Ill. AG files suit against home improvement firm
CHICAGO (Legal Newsline) - Illinois Attorney General Lisa Madigan filed a lawsuit Wednesday against a defunct south suburban home improvement supply company that allegedly bilked consumers out of $90,000 in down payments for unfulfilled orders.
The Alsip-based Family Security Doors & Windows Inc. allegedly failed to refund homeowners in Cook County who made payments for orders that were never fulfilled after the company went out of business.
Also named in the lawsuit were company principals Robert E. Starr, Michael Starr, Thomas J. Abbott and Gordon Jackson.
"While the company's operators were actively preparing to shut down, they continued to take customers' down payments even though it was evident that the company couldn't fulfill the orders already on its books," Madigan said. "Now, hundreds of consumers who'd been waiting months for their orders are out thousands of dollars for nothing in return."
Family Security fabricated, sold, redistributed and installed household fixtures since 1989, including window coverings, windows, screen doors, security doors and replacement doors. The company sold directly to Cook County businesses and homeowners.
Family Security allegedly solicited and accepted down payments from consumers for new business during the summer of 2011, despite the fact that previous orders faced lengthy installation and delivery delays as the company got ready to close its doors.
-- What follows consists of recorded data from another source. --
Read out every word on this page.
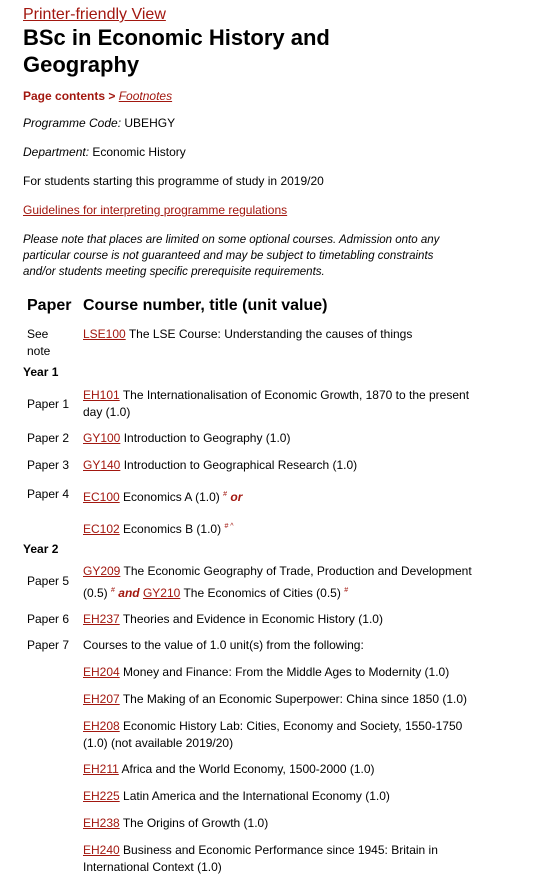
Printer-friendly View
BSc in Economic History and Geography
Page contents > Footnotes
Programme Code: UBEHGY
Department: Economic History
For students starting this programme of study in 2019/20
Guidelines for interpreting programme regulations
Please note that places are limited on some optional courses. Admission onto any particular course is not guaranteed and may be subject to timetabling constraints and/or students meeting specific prerequisite requirements.
Paper Course number, title (unit value)
See note
LSE100 The LSE Course: Understanding the causes of things
Year 1
Paper 1
EH101 The Internationalisation of Economic Growth, 1870 to the present day (1.0)
Paper 2 GY100 Introduction to Geography (1.0)
Paper 3 GY140 Introduction to Geographical Research (1.0)
Paper 4 EC100 Economics A (1.0) # or
EC102 Economics B (1.0) # ^
Year 2
Paper 5
GY209 The Economic Geography of Trade, Production and Development (0.5) # and GY210 The Economics of Cities (0.5) #
Paper 6 EH237 Theories and Evidence in Economic History (1.0)
Paper 7 Courses to the value of 1.0 unit(s) from the following:
EH204 Money and Finance: From the Middle Ages to Modernity (1.0)
EH207 The Making of an Economic Superpower: China since 1850 (1.0)
EH208 Economic History Lab: Cities, Economy and Society, 1550-1750 (1.0) (not available 2019/20)
EH211 Africa and the World Economy, 1500-2000 (1.0)
EH225 Latin America and the International Economy (1.0)
EH238 The Origins of Growth (1.0)
EH240 Business and Economic Performance since 1945: Britain in International Context (1.0)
The company allegedly continued to accept new business as it prepared to liquidate to meet operation and debt costs in April 2011.
Upon closing in September, Family Security allegedly accepted $90,000 worth of down payments from more than 150 consumers that it failed to fulfill. Customers who reached the company were allegedly told that services and refunds would not be provided. Unfulfilled orders allegedly totaled as much as $1,000 per person.
The lawsuit requests that the court ban the defendants from operating or owning a home repair business in Illinois, impose civil penalties on the defendants and grant refunds to consumers who were impacted by the closure.